The documents also lay out, in chilling detail, exactly what should occur in each two-hour waterboarding "session." Interrogators were instructed to start pouring water right after a detainee exhaled, to ensure he inhaled water, not air, in his next breath. They could use their hands to "dam the runoff" and prevent water from spilling out of a detainee's mouth. They were allowed six separate 40-second "applications" of liquid in each two-hour session – and could dump water over a detainee's nose and mouth for a total of 12 minutes a day. Finally, to keep detainees alive even if they inhaled their own vomit during a session – a not-uncommon side effect of waterboarding – the prisoners were kept on a liquid diet. The agency recommended Ensure Plus.
Documents drafted by CIA medical officials in 2003, about a year after the agency started using the waterboard, describe more aggressive procedures to get the water out and the subject breathing. "An unresponsive subject should be righted immediately," the CIA Office of Medical Services ordered in its Sept. 4, 2003, medical guidelines for interrogations. "The interrogator should then deliver a sub-xyphoid thrust to expel the water." (That's a blow below the sternum, similar to the thrust delivered to a chocking victim in the Heimlich maneuver.)
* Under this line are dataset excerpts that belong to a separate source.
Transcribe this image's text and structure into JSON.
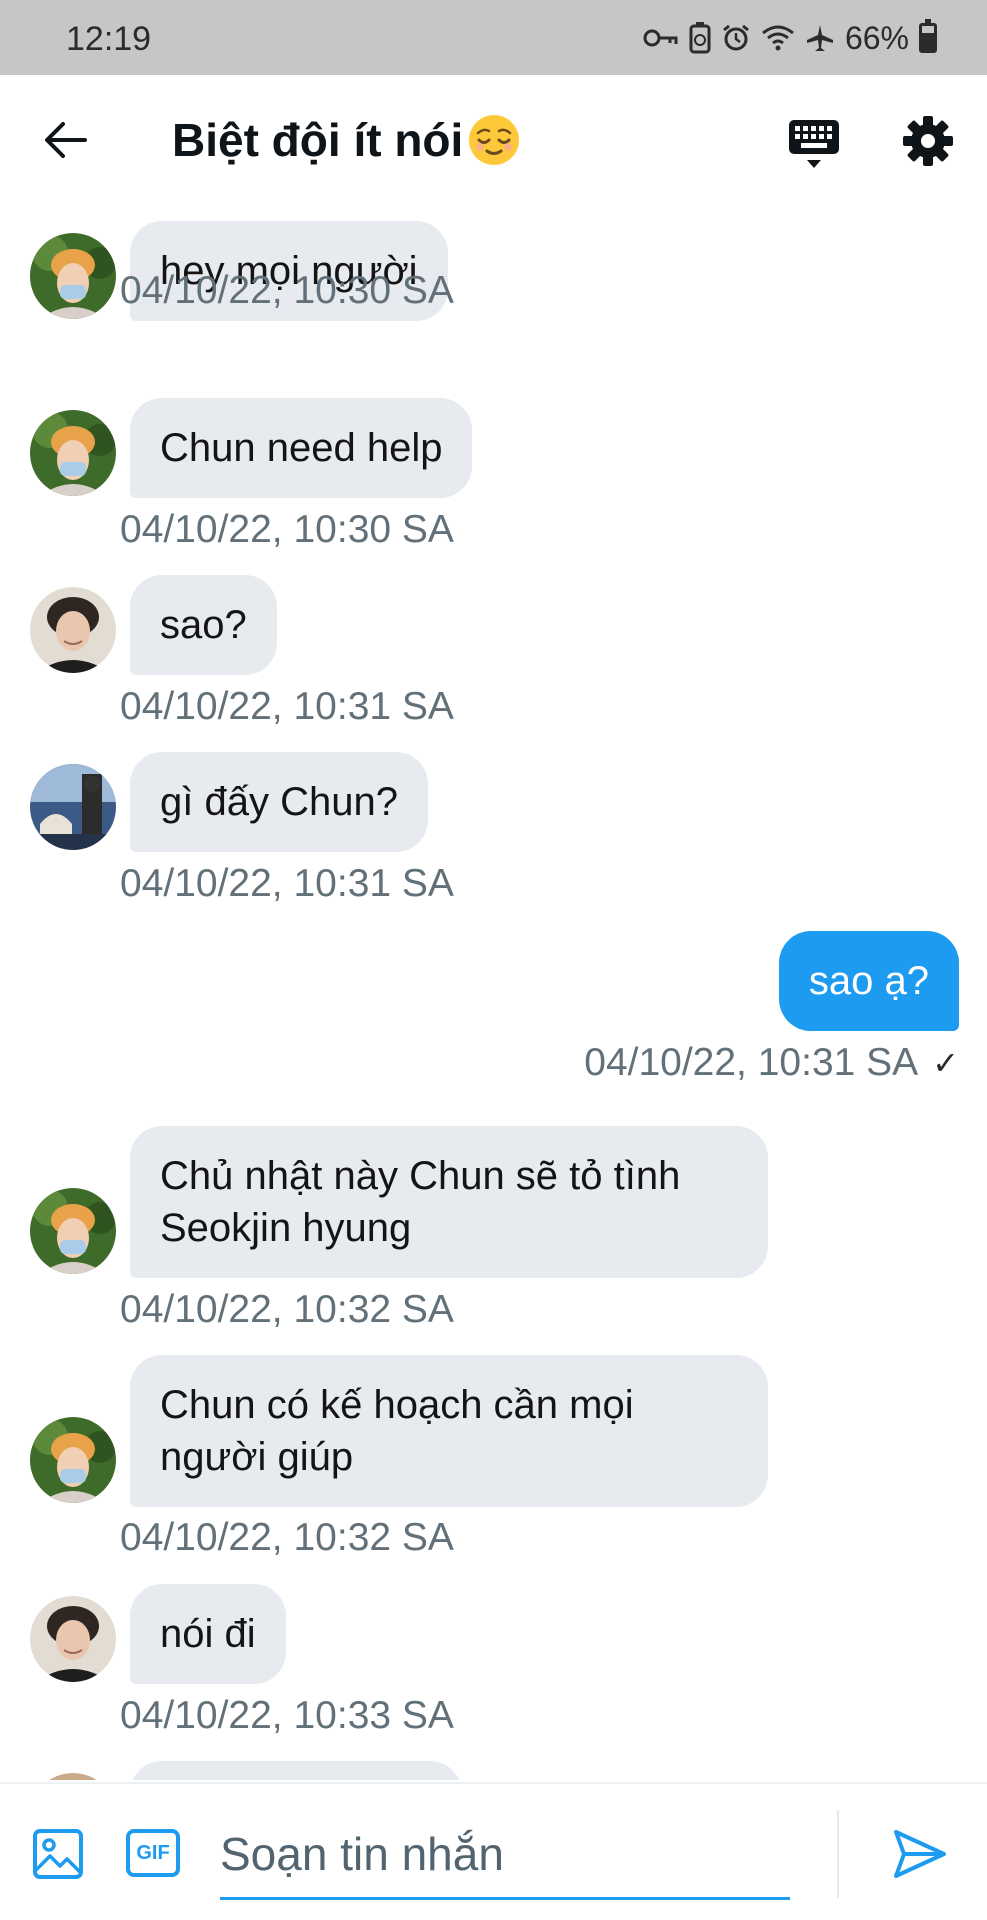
{
  "status_bar": {
    "time": "12:19",
    "battery_percent": "66%",
    "icons": [
      "vpn-key-icon",
      "battery-saver-icon",
      "alarm-icon",
      "wifi-icon",
      "airplane-icon",
      "battery-icon"
    ]
  },
  "header": {
    "title": "Biệt đội ít nói",
    "title_emoji": "relieved-face-emoji"
  },
  "messages": [
    {
      "text": "hey mọi người",
      "time": "04/10/22, 10:30 SA",
      "direction": "in",
      "avatar": "avatar-orange-hair"
    },
    {
      "text": "Chun need help",
      "time": "04/10/22, 10:30 SA",
      "direction": "in",
      "avatar": "avatar-orange-hair"
    },
    {
      "text": "sao?",
      "time": "04/10/22, 10:31 SA",
      "direction": "in",
      "avatar": "avatar-dark-hair"
    },
    {
      "text": "gì đấy Chun?",
      "time": "04/10/22, 10:31 SA",
      "direction": "in",
      "avatar": "avatar-photo-scene"
    },
    {
      "text": "sao ạ?",
      "time": "04/10/22, 10:31 SA",
      "direction": "out",
      "status": "✓"
    },
    {
      "text": "Chủ nhật này Chun sẽ tỏ tình Seokjin hyung",
      "time": "04/10/22, 10:32 SA",
      "direction": "in",
      "avatar": "avatar-orange-hair"
    },
    {
      "text": "Chun có kế hoạch cần mọi người giúp",
      "time": "04/10/22, 10:32 SA",
      "direction": "in",
      "avatar": "avatar-orange-hair"
    },
    {
      "text": "nói đi",
      "time": "04/10/22, 10:33 SA",
      "direction": "in",
      "avatar": "avatar-dark-hair"
    }
  ],
  "compose": {
    "placeholder": "Soạn tin nhắn",
    "gif_label": "GIF"
  },
  "colors": {
    "accent": "#1d9bf0",
    "bubble_in": "#e7ebef",
    "timestamp": "#627079",
    "status_bar": "#c6c6c6"
  }
}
But even those steps might not force the prisoner to resume breathing. Waterboarding, according to the Bradbury memo, could produce "spasms of the larynx" that might keep a prisoner from breathing "even when the application of water is stopped and the detainee is returned to an upright position." In such cases, Bradbury wrote, "a qualified physician would immediately intervene to address the problem and, if necessary, the intervening physician would perform a tracheotomy." The agency required that "necessary emergency medical equipment" be kept readily available for that procedure. The documents do not say if doctors ever performed a tracheotomy on a prisoner.
The CIA's waterboarding regimen was so excruciating, the memos show, that agency officials found themselves grappling with an unexpected development: detainees simply gave up and tried to let themselves drown. "In our limited experience, extensive sustained use of the waterboard can introduce new risks," the CIA's Office of Medical Services wrote in its 2003 memo. "Most seriously, for reasons of physical fatigue or psychological resignation, the subject may simply give up, allowing excessive filling of the airways and loss of consciousness."
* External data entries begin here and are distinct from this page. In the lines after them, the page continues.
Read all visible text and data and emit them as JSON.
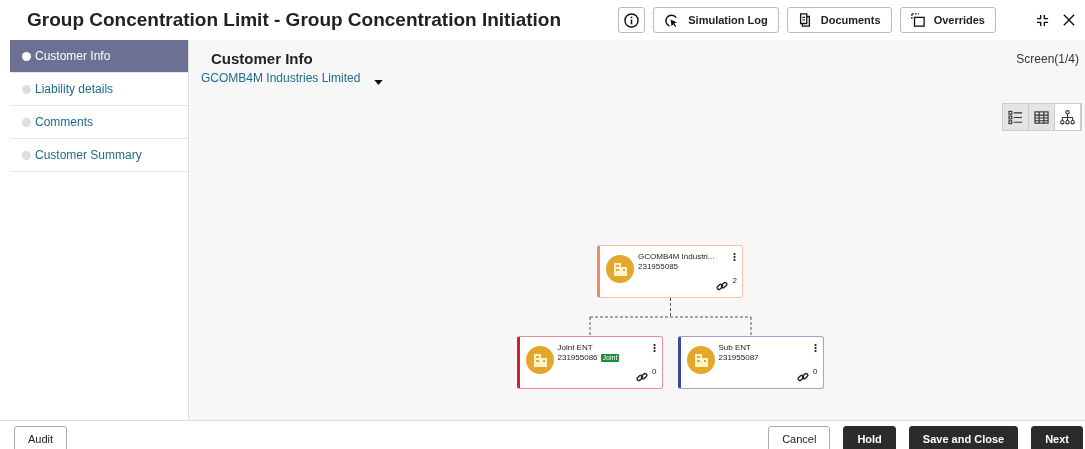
{
  "header": {
    "title": "Group Concentration Limit - Group Concentration Initiation",
    "buttons": [
      {
        "kind": "info"
      },
      {
        "kind": "simulation",
        "label": "Simulation Log"
      },
      {
        "kind": "documents",
        "label": "Documents"
      },
      {
        "kind": "overrides",
        "label": "Overrides"
      }
    ]
  },
  "steps": [
    {
      "label": "Customer Info",
      "selected": true
    },
    {
      "label": "Liability details",
      "selected": false
    },
    {
      "label": "Comments",
      "selected": false
    },
    {
      "label": "Customer Summary",
      "selected": false
    }
  ],
  "main": {
    "title": "Customer Info",
    "screen": "Screen(1/4)",
    "customer": "GCOMB4M Industries Limited"
  },
  "view_modes": [
    {
      "kind": "list",
      "selected": false
    },
    {
      "kind": "table",
      "selected": false
    },
    {
      "kind": "tree",
      "selected": true
    }
  ],
  "tree": {
    "name": "GCOMB4M Industri...",
    "id": "231955085",
    "links": "2",
    "color": "#f5885a",
    "children": [
      {
        "name": "Joint ENT",
        "id": "231955086",
        "badge": "Joint",
        "links": "0",
        "color": "#d0202f"
      },
      {
        "name": "Sub ENT",
        "id": "231955087",
        "links": "0",
        "color": "#3a4b9f"
      }
    ]
  },
  "footer": {
    "audit": "Audit",
    "buttons": [
      {
        "label": "Cancel",
        "kind": "secondary"
      },
      {
        "label": "Hold",
        "kind": "primary"
      },
      {
        "label": "Save and Close",
        "kind": "primary"
      },
      {
        "label": "Next",
        "kind": "primary"
      }
    ]
  }
}
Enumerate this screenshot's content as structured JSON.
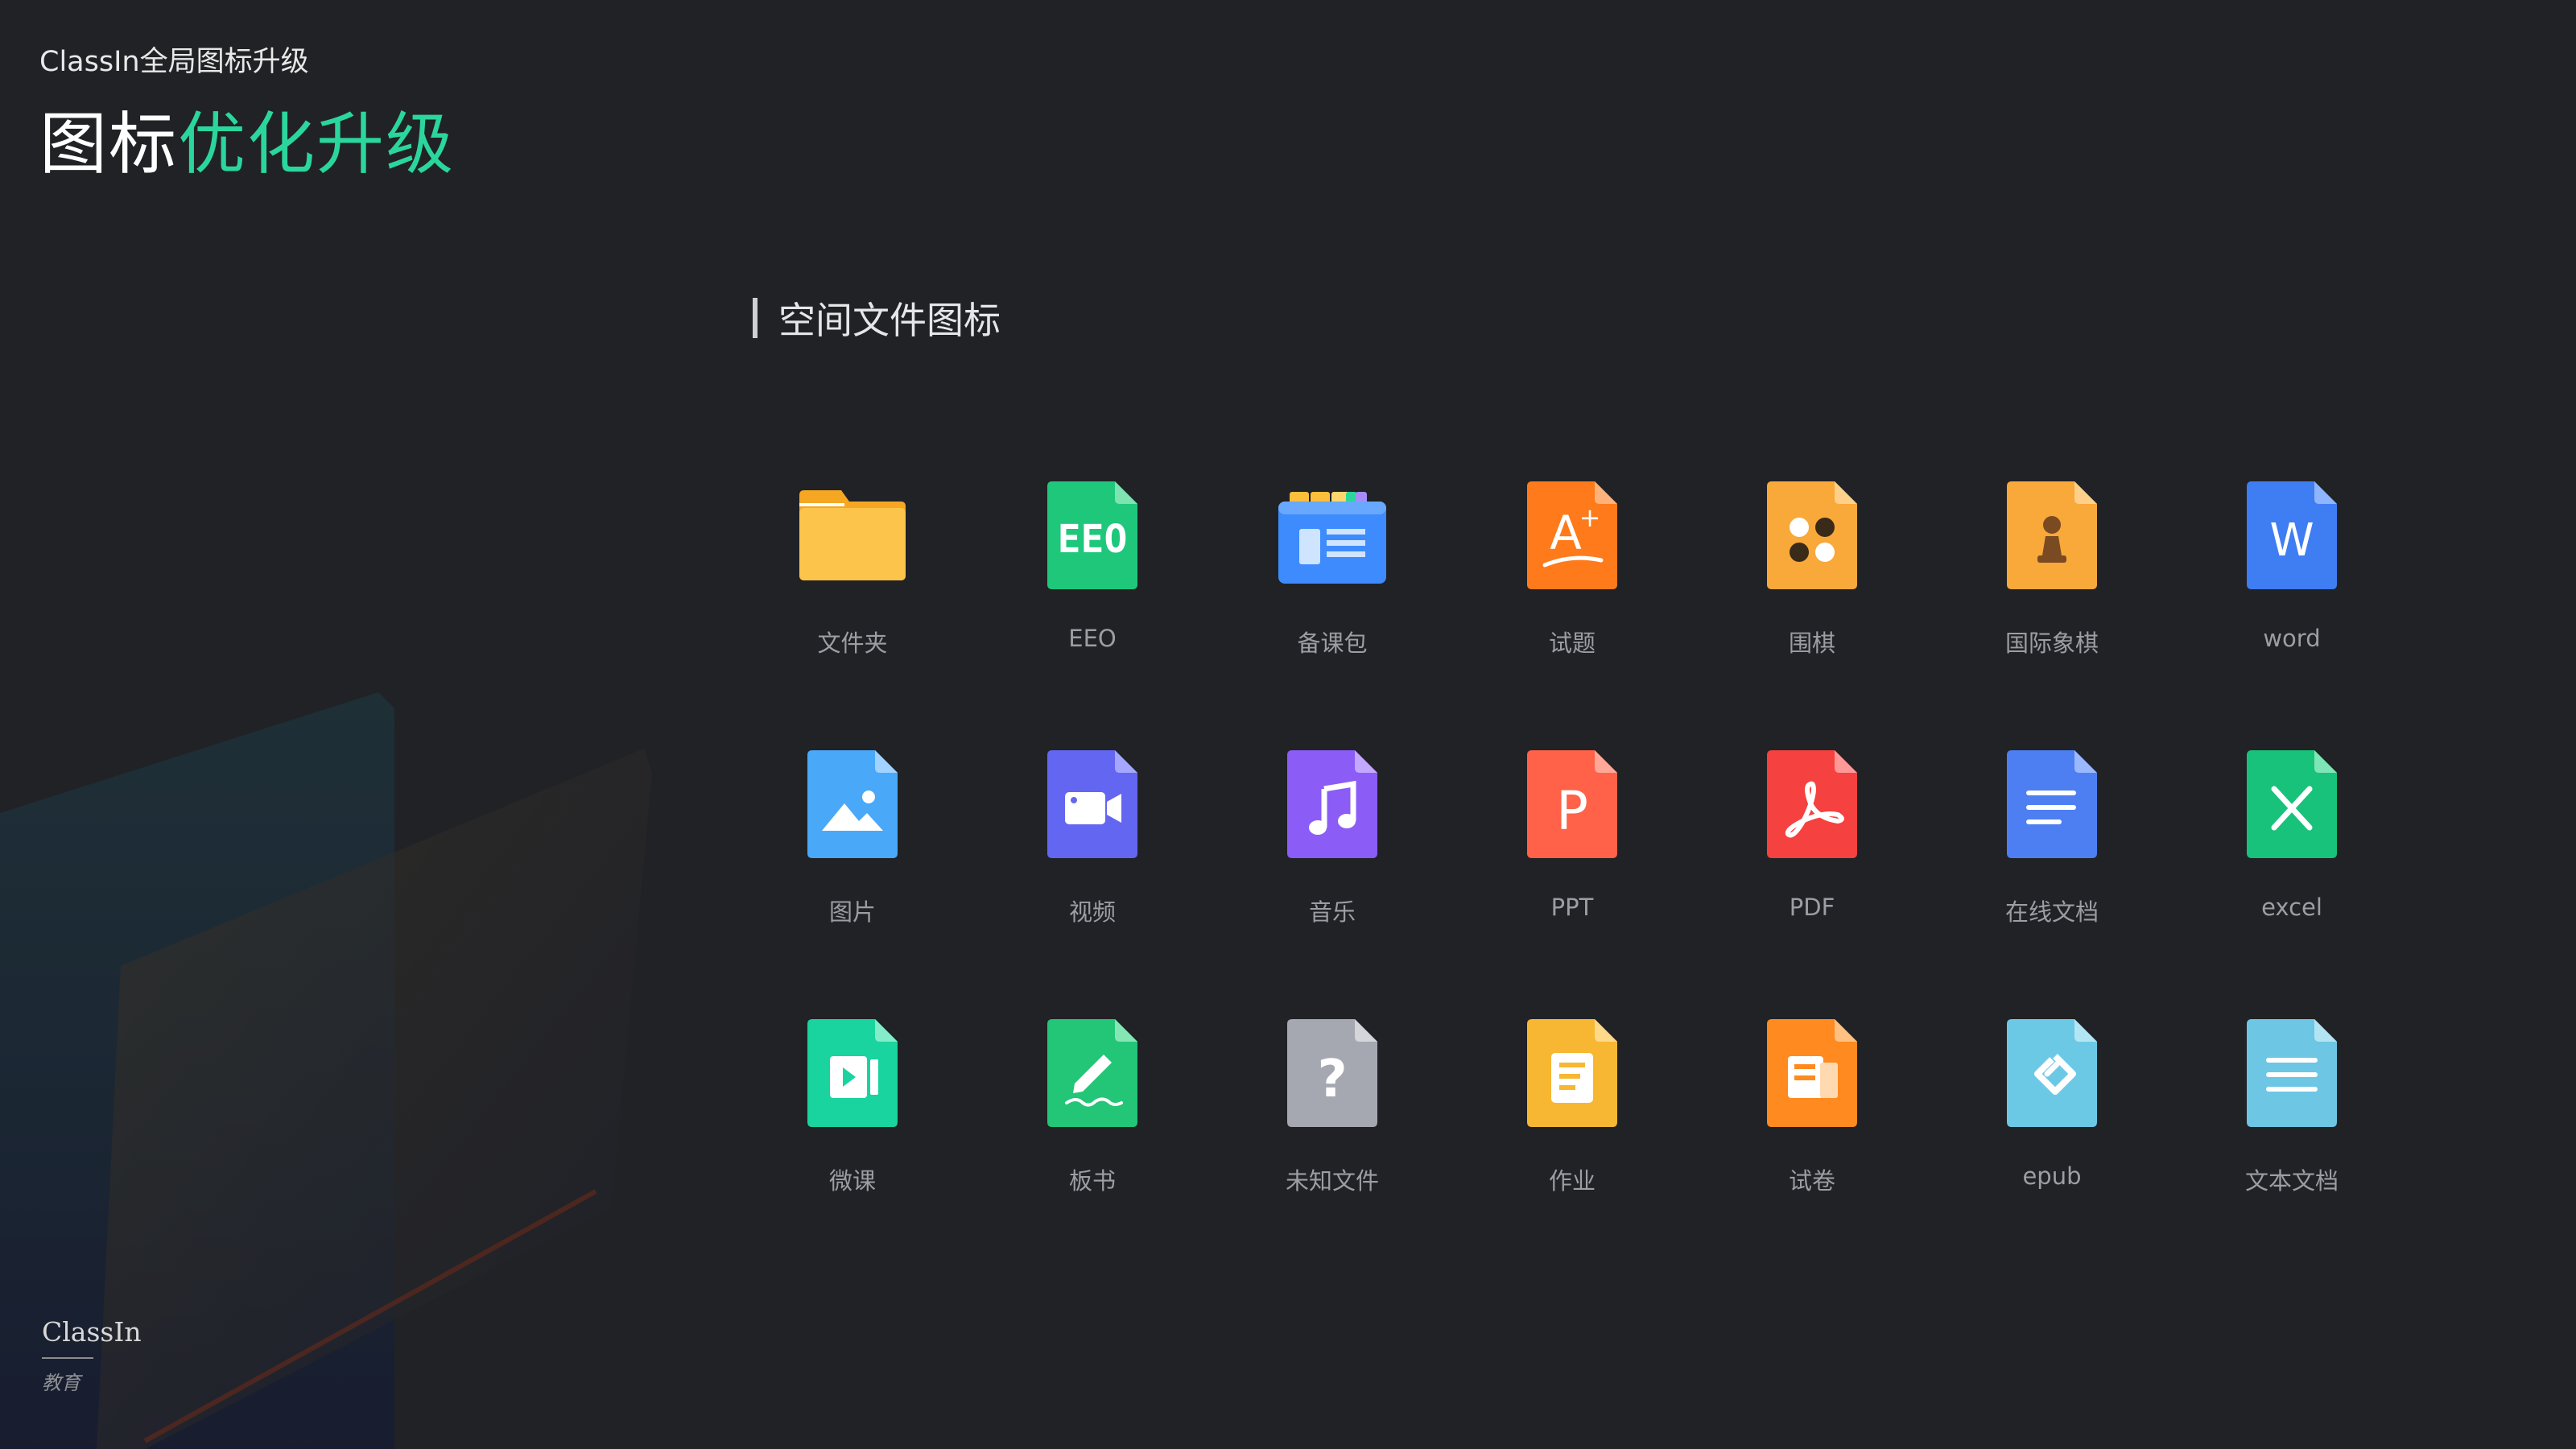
{
  "header": {
    "subtitle": "ClassIn全局图标升级",
    "title_white": "图标",
    "title_green": "优化升级"
  },
  "section": {
    "title": "空间文件图标"
  },
  "icons": [
    {
      "label": "文件夹",
      "icon": "folder-icon",
      "color": "#fbbf3c"
    },
    {
      "label": "EEO",
      "icon": "eeo-icon",
      "color": "#1fc77b"
    },
    {
      "label": "备课包",
      "icon": "lesson-package-icon",
      "color": "#3d8bfd"
    },
    {
      "label": "试题",
      "icon": "test-question-icon",
      "color": "#ff7a1a"
    },
    {
      "label": "围棋",
      "icon": "go-game-icon",
      "color": "#f9a83a"
    },
    {
      "label": "国际象棋",
      "icon": "chess-icon",
      "color": "#f9a83a"
    },
    {
      "label": "word",
      "icon": "word-icon",
      "color": "#3f7df3"
    },
    {
      "label": "图片",
      "icon": "image-icon",
      "color": "#4aa8f8"
    },
    {
      "label": "视频",
      "icon": "video-icon",
      "color": "#6366f1"
    },
    {
      "label": "音乐",
      "icon": "music-icon",
      "color": "#8b5cf6"
    },
    {
      "label": "PPT",
      "icon": "ppt-icon",
      "color": "#ff6248"
    },
    {
      "label": "PDF",
      "icon": "pdf-icon",
      "color": "#f5413f"
    },
    {
      "label": "在线文档",
      "icon": "online-doc-icon",
      "color": "#4d7ff2"
    },
    {
      "label": "excel",
      "icon": "excel-icon",
      "color": "#18c27a"
    },
    {
      "label": "微课",
      "icon": "micro-lesson-icon",
      "color": "#19d49e"
    },
    {
      "label": "板书",
      "icon": "blackboard-writing-icon",
      "color": "#23c576"
    },
    {
      "label": "未知文件",
      "icon": "unknown-file-icon",
      "color": "#a6a8b1"
    },
    {
      "label": "作业",
      "icon": "homework-icon",
      "color": "#f7b733"
    },
    {
      "label": "试卷",
      "icon": "exam-paper-icon",
      "color": "#ff8a1f"
    },
    {
      "label": "epub",
      "icon": "epub-icon",
      "color": "#6cc9e6"
    },
    {
      "label": "文本文档",
      "icon": "text-doc-icon",
      "color": "#6cc6e4"
    }
  ],
  "brand": {
    "name": "ClassIn",
    "sub": "教育"
  }
}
The agency's medical guidelines say that after a case of "psychological resignation" by a detainee on the waterboard, an interrogator had to get approval from a CIA doctor before doing it again.
The memo also contains a last, little-noticed paragraph that may be the most disturbing of all. It seems to say that the detainees subjected to waterboarding were also guinea pigs. The language is eerily reminiscent of the very reasons the Nuremberg Code was written in the first place. That paragraph reads as follows:
"NOTE: In order to best inform future medical judgments and recommendations, it is important that every application of the waterboard be thoroughly documented: how long each application (and the entire procedure) lasted, how much water was used in the process (realizing that much splashes off), how exactly the water was applied, if a seal was achieved, if the naso- or oropharynx was filled, what sort of volume was expelled, how long was the break between applications, and how the subject looked between each treatment."